Foto von aufgeschlagenen Büchern

Morgenandacht über "Heil machen"

Pastorin Tina Willms

16.10.2001 im lokalen Sender "radio aktiv" in Hameln

Predigtpreis 2003 für die beste Morgenandacht im Format privater Rundfunk

© Tina Willms (Predigtpreisträgerin 2003)

Predigt steht als mp3-Datei zur Verfügung

Heil machen

Mama, wo gehst du hin?, fragt mein Sohn, als ich den Mantel anziehe.
Ich muss zum Friedhof, eine Frau beerdigen, erkläre ich.
Ist die gestorben?, fragt er.
Ja, sage ich.
Machst du die jetzt wieder heil? will er wissen.
Nein, sage ich. Das kann ich nicht. Leider nicht.
Und dann nach einer Pause erkläre ich ihm: Gott macht sie wieder heil.

Noch oft geht mir dieses Gespräch am Frühstückstisch durch den Kopf. Und dann die Bilder der letzten Wochen: Die Türme des World Trade Center, die in sich zusammenfallen, die weinenden, schreienden, panischen Menschen. Auch die Bilder aus Afghanistan, die Gesichter der Kinder, gezeichnet von Hunger und Angst, die Lichter der Bomben in der Nacht.

Gott macht sie, macht uns wieder heil. Wie leicht ist das gesagt, denke ich. Wie wenig sind diese Worte. Reichen sie denn, um solchen Bildern zu trotzen. Tragen sie durch den schweren Weg der Trauer hindurch, durch das Chaos von Verzweiflung, Hoffnung, Mut und Wut?

Gott macht sie, macht uns wieder heil.
Mein Sohn war zufrieden mit dieser Antwort. Seit Monaten schon merkt er sie sich und erzählt sie manchmal auch anderen.
Ich selbst ahne dann wieder, welche Kraft in dieser Antwort steckt, die nicht ich mir ausgedacht habe.
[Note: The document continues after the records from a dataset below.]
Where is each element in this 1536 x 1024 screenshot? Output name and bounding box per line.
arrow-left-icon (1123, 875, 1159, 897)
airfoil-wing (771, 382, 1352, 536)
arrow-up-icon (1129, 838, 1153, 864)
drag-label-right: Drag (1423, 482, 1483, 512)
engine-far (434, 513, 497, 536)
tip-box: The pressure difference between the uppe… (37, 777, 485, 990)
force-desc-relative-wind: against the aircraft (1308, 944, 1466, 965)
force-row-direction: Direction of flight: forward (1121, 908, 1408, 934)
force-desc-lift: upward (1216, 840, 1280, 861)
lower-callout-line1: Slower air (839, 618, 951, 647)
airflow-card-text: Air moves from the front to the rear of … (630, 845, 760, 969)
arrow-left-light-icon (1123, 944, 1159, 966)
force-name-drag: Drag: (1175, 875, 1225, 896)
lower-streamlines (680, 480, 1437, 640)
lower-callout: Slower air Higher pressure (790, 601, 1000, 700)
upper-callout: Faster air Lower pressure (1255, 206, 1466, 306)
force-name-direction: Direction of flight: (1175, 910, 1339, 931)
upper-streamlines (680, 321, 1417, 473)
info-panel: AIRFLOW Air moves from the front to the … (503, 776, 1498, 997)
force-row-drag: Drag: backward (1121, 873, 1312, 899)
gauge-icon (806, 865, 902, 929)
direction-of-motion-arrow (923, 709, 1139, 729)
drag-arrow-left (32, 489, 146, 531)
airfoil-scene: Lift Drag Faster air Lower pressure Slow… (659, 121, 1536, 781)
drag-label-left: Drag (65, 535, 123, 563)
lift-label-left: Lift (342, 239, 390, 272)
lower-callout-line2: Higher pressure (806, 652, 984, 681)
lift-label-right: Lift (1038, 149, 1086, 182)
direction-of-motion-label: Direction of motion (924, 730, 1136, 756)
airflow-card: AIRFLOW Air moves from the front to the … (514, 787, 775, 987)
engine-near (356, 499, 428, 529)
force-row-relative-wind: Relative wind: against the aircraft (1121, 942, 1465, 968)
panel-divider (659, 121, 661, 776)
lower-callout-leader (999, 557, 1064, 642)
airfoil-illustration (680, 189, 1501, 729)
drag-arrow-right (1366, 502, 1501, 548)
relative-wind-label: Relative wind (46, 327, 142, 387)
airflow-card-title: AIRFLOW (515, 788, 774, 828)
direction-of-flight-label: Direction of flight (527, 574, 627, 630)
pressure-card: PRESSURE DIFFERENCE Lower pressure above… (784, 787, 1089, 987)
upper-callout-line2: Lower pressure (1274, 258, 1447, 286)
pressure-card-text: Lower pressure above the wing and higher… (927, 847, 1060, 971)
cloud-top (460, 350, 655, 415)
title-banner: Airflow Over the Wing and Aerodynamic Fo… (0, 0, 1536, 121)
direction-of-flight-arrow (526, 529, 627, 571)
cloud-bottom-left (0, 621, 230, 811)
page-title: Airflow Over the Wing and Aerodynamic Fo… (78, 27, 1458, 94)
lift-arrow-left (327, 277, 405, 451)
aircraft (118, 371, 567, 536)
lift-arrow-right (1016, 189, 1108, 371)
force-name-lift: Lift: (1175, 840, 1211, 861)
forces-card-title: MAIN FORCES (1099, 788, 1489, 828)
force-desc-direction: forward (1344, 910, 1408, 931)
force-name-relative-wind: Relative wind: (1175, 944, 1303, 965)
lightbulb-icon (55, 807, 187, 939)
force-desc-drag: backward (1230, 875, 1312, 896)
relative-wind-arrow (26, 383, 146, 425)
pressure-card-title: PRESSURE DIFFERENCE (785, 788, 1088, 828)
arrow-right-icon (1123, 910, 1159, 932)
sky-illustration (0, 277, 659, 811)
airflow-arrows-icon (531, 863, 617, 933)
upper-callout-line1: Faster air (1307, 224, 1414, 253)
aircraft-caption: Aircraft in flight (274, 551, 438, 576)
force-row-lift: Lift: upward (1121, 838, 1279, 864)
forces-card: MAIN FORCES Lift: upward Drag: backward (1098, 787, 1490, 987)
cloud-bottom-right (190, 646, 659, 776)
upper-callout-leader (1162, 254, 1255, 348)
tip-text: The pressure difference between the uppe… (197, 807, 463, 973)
Sie ist als Vision des Sehers Johannes in der Bibel beschrieben. Von einem neuen Himmel und einer neuen Erde wird da erzählt, wo Gott unter den Menschen wohnt. Wo er selbst den Menschen die Tränen abwischt und wo es weder Leid, noch Geschrei noch Schmerz, ja selbst den Tod nicht mehr geben wird.

Unser Schmerz hier auf den Erde, der Terror, der Hunger, die Angst: Sie verschwinden nicht durch diese Worte.
Aber ich spüre, wie die Vision des Johannes mich hoffen lässt, dass nicht Leid, Gewalt und Tod das letzte Wort über uns Menschen haben. Gott selbst steht dafür gerade, dass am Ende Frieden sein wird. Und so wecken diese biblischen Bilder in mir eine Sehnsucht nach Heil, die zum Motor wird: Die antreibt, selbst etwas zu verändern: Tränen abzuwischen und Hunger zu stillen, Wunden zu verbinden und Frieden zu stiften.